Having same problem… Basic Auth with V2 API was working fine until 4.7.1 upgrade (I think). Unfortunately I can’t revert since we’re on a managed WP site.

First problem is that the filter hook has changed name from json_authentication_errors to rest_authentication_errors for the built-in REST API in 4.7.+. That didn’t solve it but its the first step

I’ve hot wired authentication and still I’m getting 403 errors so either something in 4.7.1 broke the API or GoDaddy has blocked the API in their Managed WordPress offering.

Have deleted the old WP API V2 plugin, disabled and enabled the built-in API, etc. Setting up a case with GoDaddy as well.

Rather annoying to say the least since this has taken two of our apps down hard.

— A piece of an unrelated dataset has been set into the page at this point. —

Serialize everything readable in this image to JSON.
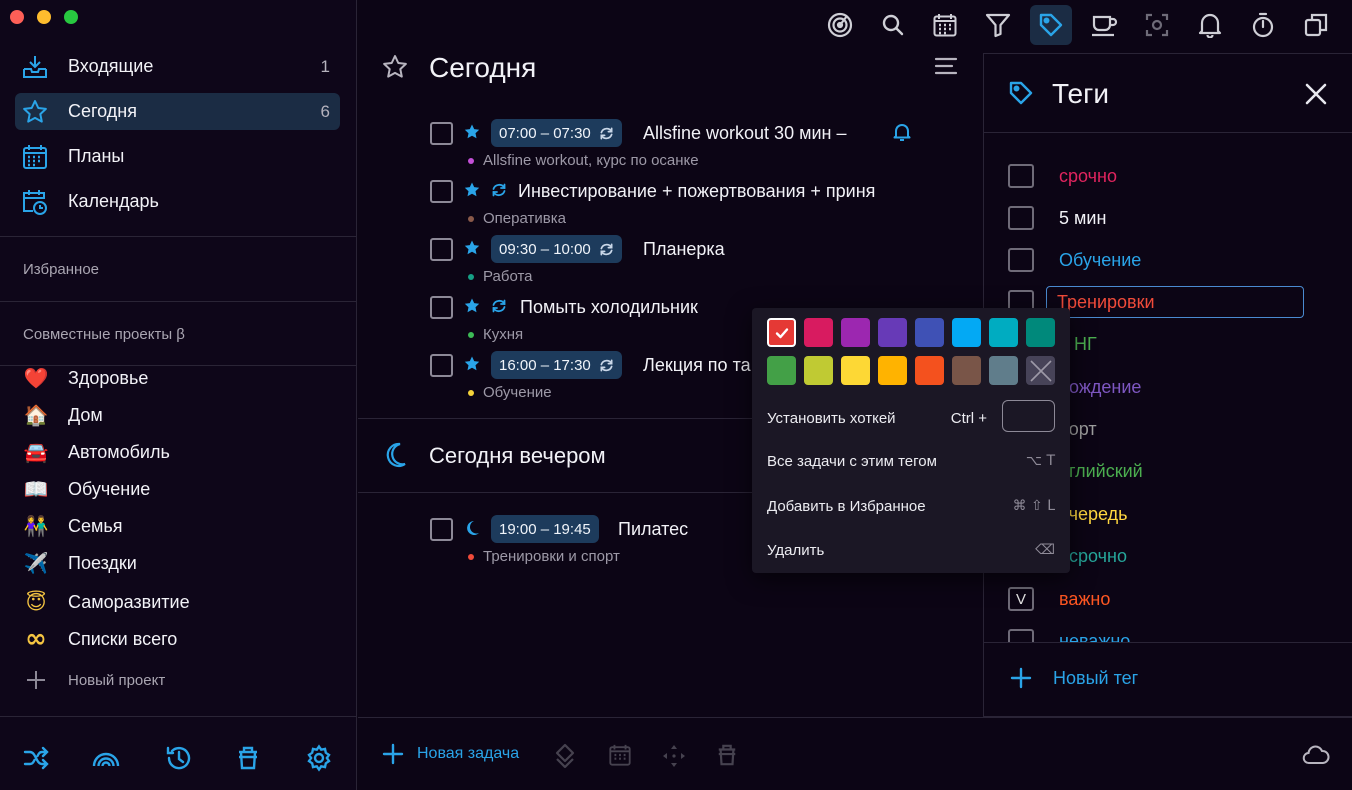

Just got off the phone with GoDaddy. They indicate they did not see anything on their end wrt server changes. We’re trying to hit a different non-godaddy hosted WP site to see if its in the WP API or actually something on the GoDaddy end.

WP 4.7.2 just came out – maybe it fixes this problem? Although I doubt it.

It’s either a GoDaddy problem or it is fixed by 4.7.2

Just tested the WP REST API on a WP 4.7.2 system on Lunarpages and no problems running simple endpoints. Sounds like GoDaddy is blocking access to the API.

I also have the same issue, I can get result go “GET” request using postman. When i try to make “POST” request, I get the following error.

{
  "code": "rest_cannot_delete",
  "message": "Sorry, you are not allowed to delete this post.",
  "data": {
    "status": 401
  }
}

After i did googling, I have got more suggestion specially to make changes on .htaccess file as follow.

RewriteEngine On
RewriteBase /speedy/
SetEnvIf Authorization "(.*)" HTTP_AUTHORIZATION=$1
RewriteRule .* - [E=HTTP_AUTHORIZATION:%{HTTP:Authorization}]
RewriteRule ^index\.php$ - [L]
RewriteCond %{REQUEST_FILENAME} !-f
RewriteCond %{REQUEST_FILENAME} !-d
RewriteRule . /speedy/index.php [L]

“speedy” is my folder name for wordpress installation.
Anyone can help me?
I am using postman with Basic Auth with Authorization header.

I also have the same problem , please let me know if you have found the solutions.

same issue here

{
  "code": "rest_cannot_edit",
  "message": "Sorry, you are not allowed to delete this post.",
  "data": {
    "status": 401
  }
}

but i can do GET requests.

My problem was the same, and I did find a solution that may help others.

First, I was able to successfully and repeatedly GET a list of posts, and also GET a specific post in VIEW and EMBED context mode while debugging. I was NOT able to get the very same post in EDIT more, but as pointed out here I got a rest_cannot_edit error. This led me to believe there was a problem, since obviously the authentication code worked for the other calls.

As it turns out, once I refreshed my authentication code, it worked. I know the original authentication code was expired, but it still worked for the VIEW and EMBED, just not for the EDIT context. Maybe that is the real problem here as I would have expected it to not work at all. Or perhaps because I’m using Cloudflare, those calls were cached from earlier tests. I’m not sure. But IF you see this problem while testing, it’s worth trying to get a new authentication code and just try again.

(And of course make sure the user that got the authorization has the correct rights)

• This reply was modified 7 years, 6 months ago by andersheie.